Promotion To leading hand

Ninja_Stoker

War Hero
Moderator
#2
It varies greatly. In any event, under the current contract, anyone not passing for leading rate within 12 years will be discharged at the 12 year point.

Timescales depend on the individual & the branch, but subject to confirmation from those currently in the WE branch, I'd be surprised if three to five years wasn't achievable.
 
#4
It varies greatly. In any event, under the current contract, anyone not passing for leading rate within 12 years will be discharged at the 12 year point.

Timescales depend on the individual & the branch, but subject to confirmation from those currently in the WE branch, I'd be surprised if three to five years wasn't achievable.
My lad joined as ETWE 3 years ago next week.
He was back classed medically for 4 months in Collingwood and joined his first ship about 22 months ago.
He passed all task books but purposely held back so that he wasn't on the LH selection signal this Sept/Oct (Wanted to stay on board and get more experience before being rated up - read to say, on deployment and wanted more pi£$ ups!).
He is expected by his DO to be on the next selection in March.

So in answer, as @Ninja_Stoker says - can be done in 3 years. In fact there were guys in his entry who were put on course without having had a ship.
 
#5
It varies greatly. In any event, under the current contract, anyone not passing for leading rate within 12 years will be discharged at the 12 year point.

Timescales depend on the individual & the branch, but subject to confirmation from those currently in the WE branch, I'd be surprised if three to five years wasn't achievable.
No 3 Badge AB's any more?
 

slim

War Hero
#8
In my day there were a number of 3 badge ODs and they were extremely useful.
They all knew their way around and were happy to do the jobs most ABs hated. PO or CPO messman twen decks party, they enjoyed all the so called gash jobs and made the most of them. Kept the youngsters happy cos they didn't need to do misemployment so often.
These 3 badgers were often the salt of the navy, they did not want promotion or the responsibilities which came with it but loved the RN way of life.
 

Ninja_Stoker

War Hero
Moderator
#9
In my day there were a number of 3 badge ODs and they were extremely useful.
They all knew their way around and were happy to do the jobs most ABs hated. PO or CPO messman twen decks party, they enjoyed all the so called gash jobs and made the most of them. Kept the youngsters happy cos they didn't need to do misemployment so often.
These 3 badgers were often the salt of the navy, they did not want promotion or the responsibilities which came with it but loved the RN way of life.
A double-edged sword. They are indeed experienced & knowledgeable, often an asset, but frequently they can be more useful if they apply their acquired knowledge & experience in a more useful manner by advancing themselves, spreading to knowledge base and earning more money for themselves.

For those prepared to get off their backsides and advance themselves a three badge AB is sometimes a toxic, disruptive, messdeck lawyer who prefers to be a big fish in a small pond. In my personal experience some three badge ABs can become entrenched messdeck bullies and the cause of individuals on a first sea draft submitting notice to quit due to their incessant dripping. Possibly that's the reason we get rid of ABs after twelve years nowadays. Obviously there's good and bad everywhere in the service, but three badge ABs are not something the Navy seems to want anymore.
 
#11
I have to agree with NS. I've known a couple of great 3 badge AB's in my time, but in my experience the majority of them are still AB's with good reason, which I have found often makes them quite bitter and potentially toxic on the mess deck.

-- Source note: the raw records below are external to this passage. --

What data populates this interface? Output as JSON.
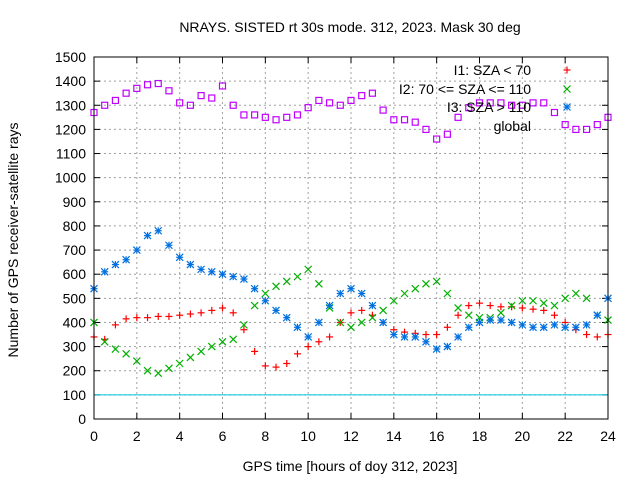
{
  "chart_data": {
    "type": "scatter",
    "title": "NRAYS. SISTED rt 30s mode. 312, 2023. Mask 30 deg",
    "xlabel": "GPS time [hours of doy 312, 2023]",
    "ylabel": "Number of GPS receiver-satellite rays",
    "xlim": [
      0,
      24
    ],
    "ylim": [
      0,
      1500
    ],
    "xticks": [
      0,
      2,
      4,
      6,
      8,
      10,
      12,
      14,
      16,
      18,
      20,
      22,
      24
    ],
    "yticks": [
      0,
      100,
      200,
      300,
      400,
      500,
      600,
      700,
      800,
      900,
      1000,
      1100,
      1200,
      1300,
      1400,
      1500
    ],
    "grid": true,
    "legend_position": "top-right",
    "reference_line": {
      "y": 100,
      "color": "#00c0e0"
    },
    "series": [
      {
        "name": "I1: SZA < 70",
        "marker": "+",
        "color": "#ff0000",
        "x": [
          0,
          0.5,
          1,
          1.5,
          2,
          2.5,
          3,
          3.5,
          4,
          4.5,
          5,
          5.5,
          6,
          6.5,
          7,
          7.5,
          8,
          8.5,
          9,
          9.5,
          10,
          10.5,
          11,
          11.5,
          12,
          12.5,
          13,
          13.5,
          14,
          14.5,
          15,
          15.5,
          16,
          16.5,
          17,
          17.5,
          18,
          18.5,
          19,
          19.5,
          20,
          20.5,
          21,
          21.5,
          22,
          22.5,
          23,
          23.5,
          24
        ],
        "y": [
          340,
          330,
          390,
          415,
          420,
          420,
          425,
          425,
          430,
          435,
          440,
          450,
          460,
          440,
          370,
          280,
          220,
          215,
          230,
          270,
          300,
          320,
          340,
          400,
          440,
          450,
          430,
          400,
          370,
          360,
          355,
          350,
          350,
          380,
          430,
          470,
          480,
          470,
          465,
          465,
          460,
          455,
          450,
          430,
          400,
          370,
          350,
          340,
          350
        ]
      },
      {
        "name": "I2: 70 <= SZA <= 110",
        "marker": "x",
        "color": "#00b000",
        "x": [
          0,
          0.5,
          1,
          1.5,
          2,
          2.5,
          3,
          3.5,
          4,
          4.5,
          5,
          5.5,
          6,
          6.5,
          7,
          7.5,
          8,
          8.5,
          9,
          9.5,
          10,
          10.5,
          11,
          11.5,
          12,
          12.5,
          13,
          13.5,
          14,
          14.5,
          15,
          15.5,
          16,
          16.5,
          17,
          17.5,
          18,
          18.5,
          19,
          19.5,
          20,
          20.5,
          21,
          21.5,
          22,
          22.5,
          23,
          23.5,
          24
        ],
        "y": [
          400,
          320,
          290,
          270,
          240,
          200,
          190,
          210,
          230,
          255,
          280,
          300,
          320,
          330,
          390,
          470,
          520,
          550,
          570,
          590,
          620,
          560,
          460,
          400,
          380,
          400,
          420,
          450,
          490,
          520,
          540,
          560,
          570,
          520,
          460,
          430,
          420,
          420,
          440,
          470,
          490,
          490,
          480,
          470,
          500,
          520,
          500,
          430,
          410
        ]
      },
      {
        "name": "I3: SZA > 110",
        "marker": "*",
        "color": "#0070e0",
        "x": [
          0,
          0.5,
          1,
          1.5,
          2,
          2.5,
          3,
          3.5,
          4,
          4.5,
          5,
          5.5,
          6,
          6.5,
          7,
          7.5,
          8,
          8.5,
          9,
          9.5,
          10,
          10.5,
          11,
          11.5,
          12,
          12.5,
          13,
          13.5,
          14,
          14.5,
          15,
          15.5,
          16,
          16.5,
          17,
          17.5,
          18,
          18.5,
          19,
          19.5,
          20,
          20.5,
          21,
          21.5,
          22,
          22.5,
          23,
          23.5,
          24
        ],
        "y": [
          540,
          610,
          640,
          660,
          700,
          760,
          780,
          720,
          670,
          640,
          620,
          610,
          600,
          590,
          580,
          540,
          490,
          450,
          420,
          380,
          340,
          400,
          470,
          520,
          540,
          520,
          470,
          400,
          350,
          340,
          340,
          320,
          290,
          300,
          340,
          380,
          400,
          410,
          410,
          400,
          390,
          380,
          380,
          390,
          380,
          380,
          390,
          430,
          500
        ]
      },
      {
        "name": "global",
        "marker": "square",
        "color": "#c000ff",
        "x": [
          0,
          0.5,
          1,
          1.5,
          2,
          2.5,
          3,
          3.5,
          4,
          4.5,
          5,
          5.5,
          6,
          6.5,
          7,
          7.5,
          8,
          8.5,
          9,
          9.5,
          10,
          10.5,
          11,
          11.5,
          12,
          12.5,
          13,
          13.5,
          14,
          14.5,
          15,
          15.5,
          16,
          16.5,
          17,
          17.5,
          18,
          18.5,
          19,
          19.5,
          20,
          20.5,
          21,
          21.5,
          22,
          22.5,
          23,
          23.5,
          24
        ],
        "y": [
          1270,
          1300,
          1320,
          1350,
          1370,
          1385,
          1390,
          1360,
          1310,
          1300,
          1340,
          1330,
          1380,
          1300,
          1260,
          1260,
          1250,
          1240,
          1250,
          1260,
          1290,
          1320,
          1310,
          1300,
          1320,
          1340,
          1350,
          1280,
          1240,
          1240,
          1230,
          1200,
          1160,
          1180,
          1250,
          1290,
          1310,
          1310,
          1310,
          1300,
          1300,
          1310,
          1310,
          1270,
          1220,
          1200,
          1200,
          1220,
          1250
        ]
      }
    ]
  }
}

That said, I'm not a fan of the current trend for pushing our people forward regardless of whether they are personally ready or not. I've seen a good LH leave because gapping meant that he was being employed as a PO when wasn't ready. Professionally he was capable, but he wasn't ready to take on the extra responsibility at that time. There is a certainly a place for an old and bold killick that is happy where he is and is an expert in what he does. Personally I wouldn't have wanted to still be in the JR's mess in my late 30's or early 40's, but I do believe there is value in having older, wiser heads in there.
 

Ninja_Stoker

War Hero
Moderator
#12
PVR is only available in the first six months of service, which means very few complete training and get to sea soon enough to submit pvr, but they can submit notice after completing training and 30 months return of service and request early release. In other words, after or towards the end of a first sea draft or frontline squadron draft.

I'm not advocating any particular preference, merely reflecting upon the 12 years & out rule for those who do not advance themselves. I've seen inexperienced killicks undermined & bullied by badgemen, that's for sure, but then it was the same with those given accelerated advancement such as tiffs. It's interesting nowadays with more and more people joining aged up to 37 with Leading Rates as young as 20/21 so you could have ABs serving who are 49.